Optimizing Quinoline Derivatives for ABCB1 Inhibition: A Machine Learning Approach to Combat Multidrug Resistance in Cancer
DOI:
https://doi.org/10.9734/bpi/cicms/v9/8483EKeywords:
QSAR, quinoline, PCA, machine learning, deep learning, molecular dockingAbstract
A vast array of human tumors contain multidrug resistance (MDR) proteins linked to the ATP-binding cassette family, which lead to treatment failure.
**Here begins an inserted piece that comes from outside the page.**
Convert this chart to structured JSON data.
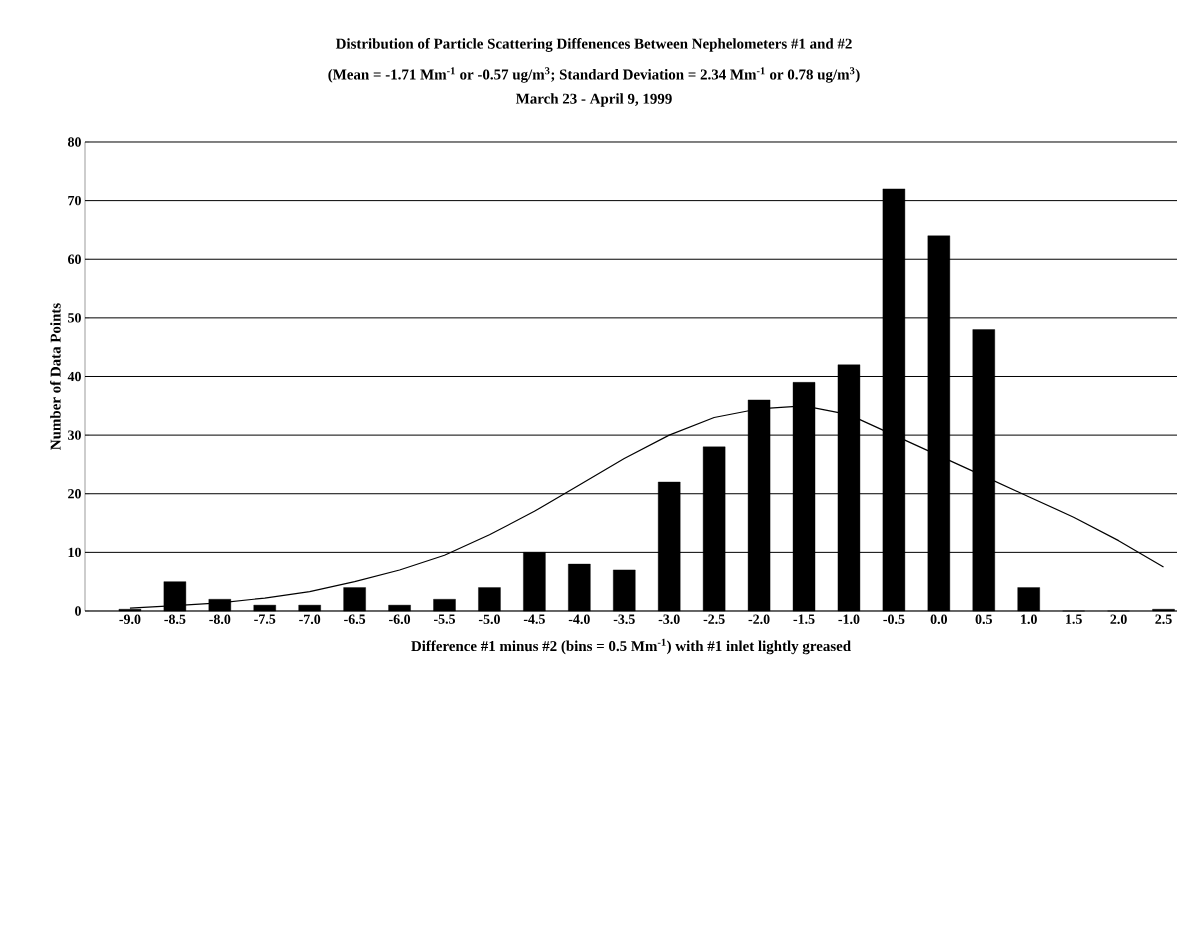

One of the mechanisms of multiple drug resistance is the overexpression of efflux pumps, like ABCB1. In order to predict the inhibitory biological activity towards ABCB1, the goal of this paper is to develop a robust quantitative structure-activity relationship (QSAR) model that best describes the correlation between the activity and the molecular structures. Using various linear and non-linear machine learning (ML) regression techniques, such as k-nearest neighbors (KNN), decision trees (DT), back propagation neural networks (BPNN), and gradient boosting-based (GB) methods, a series of quinoline derivatives of eighteen compounds were examined in this regard. Their goal is to identify the source of these compounds' activity in order to create new quinoline derivatives that have a stronger effect on ABCB1. A total of sixteen machine learning (ML) predictive models were created using varying numbers of 2D and 3D descriptors. The statistical metrics root mean square error (RMSE) and coefficient of determination (R2) were used to assess the models. With one descriptor, represented by R2 and RMSE of 95% and 0.283, respectively, a GB-based model, specifically catboost, achieved the highest predictive quality among all developed models. The outward-facing p-glycoprotein (6C0V) was the target crystal structure for molecular docking studies, and the results showed strong binding affinities via both hydrophobic and H-bond interactions with the relevant compounds. At -9.22 kcal/mol, the 17 has the highest binding energy. As a result, it is possible that structure 17 will prove to be a useful potential lead structure for the synthesis and design of more effective P-glycoprotein inhibitors that can be combined with anti-cancer medications to manage cancer multidrug resistance.